Two months before his death in 1977, Elvis Presley gave one of his last concerts at the Rushmore Plaza Civic Center. Perhaps not surprisingly, calls to add his wavy-haired head to the nearby monument have echoed ever since—most loudly in 1991, when Los Angeles disc jockey Magic Matt Alan started a nationwide letter writing campaign. “There’s plenty of room to the right of Teddy,” he said. That same year, when Postmaster General Anthony Frank proposed a stamp honoring Presley, he noted that, “We don’t have a place where famous people can have their pictures put up except maybe Mount Rushmore. A stamp is as close to it as you can come.” 

Presley got his stamp, at least, in 1993. According to the Smithsonian National Postal Museum, it became “the most popular U.S. commemorative stamp of all time.”

5. Ronald Reagan

Ronald Reagan
Ronald Reagan / Keystone/GettyImages

Well before his death in 2004—in fact before his first term had even ended— the 40th president’s fans were suggesting that sculptors commence carving. In 1989, R. Emmett Tyrrell Jr., editor of the conservative magazine American Spectator, began a lighthearted campaign to make that happen, supposedly with Reagan’s own blessing. To get around the objection that there wasn’t enough granite remaining to fashion another head, he suggested creating the parts out of cement and attaching them to the mountain. One booster came up with the idea of building an ear out of discarded chunks of the Berlin Wall in tribute to Regan’s role in bringing it down. Reagan critics naturally opposed the idea and cartoonists found it a motherlode of material in it. 

6. Franklin D. Roosevelt

Franklin D. Roosevelt
Franklin D. Roosevelt / Keystone Features/GettyImages

After his sudden death in 1945, Franklin D. Roosevelt—the only U.S. president ever elected to four terms—seemed a natural to join his fifth cousin, Teddy, on the monument.

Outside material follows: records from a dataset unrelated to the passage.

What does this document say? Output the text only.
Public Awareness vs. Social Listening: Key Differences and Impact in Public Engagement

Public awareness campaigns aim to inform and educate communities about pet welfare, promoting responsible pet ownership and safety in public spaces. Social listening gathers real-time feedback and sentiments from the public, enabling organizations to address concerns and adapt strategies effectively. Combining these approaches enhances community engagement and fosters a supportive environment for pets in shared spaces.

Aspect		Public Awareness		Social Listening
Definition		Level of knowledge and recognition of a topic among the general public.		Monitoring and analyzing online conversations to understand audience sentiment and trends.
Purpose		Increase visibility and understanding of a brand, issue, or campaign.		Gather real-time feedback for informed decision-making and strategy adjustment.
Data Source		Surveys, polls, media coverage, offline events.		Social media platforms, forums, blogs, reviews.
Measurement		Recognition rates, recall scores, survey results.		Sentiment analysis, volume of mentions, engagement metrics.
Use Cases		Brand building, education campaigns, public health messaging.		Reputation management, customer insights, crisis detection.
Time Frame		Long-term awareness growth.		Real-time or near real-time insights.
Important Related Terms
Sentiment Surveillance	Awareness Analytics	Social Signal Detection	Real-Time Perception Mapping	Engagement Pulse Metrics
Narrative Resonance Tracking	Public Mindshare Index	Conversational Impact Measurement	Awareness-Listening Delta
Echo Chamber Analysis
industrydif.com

He also had a deep connection to the monument: He helped fund it and spoke at the dedication of Jefferson’s head in 1936. Though fewer and fewer of FDR’s contemporaries remain alive, his name still comes up high on the list whenever there’s talk of adding another head. A 2016 Expedia survey found him in first place with 29 percent of the vote.

7. Donald J. Trump

Donald Trump
Donald J. Trump / Tom Pennington/GettyImages

At least one noteworthy person has suggested putting Donald Trump’s face on Mount Rushmore. That would be Trump himself, who reportedly told then-South Dakota congresswoman and now governor Kristi Noem that it was his “dream.” The 45th president later said he was joking, but still seemed to endorse the thought, saying in a tweet that “it sounds like a good idea to me.” Just in case, he also posed for a photo in front of the monument, showing how his head might look alongside Honest Abe’s.

In the 2016 Expedia survey, which was conducted before his election, Trump wasn’t on the ballot but received 2 percent of the vote in form of write-ins, earning him a spot between Jesus Christ and Mickey Mouse.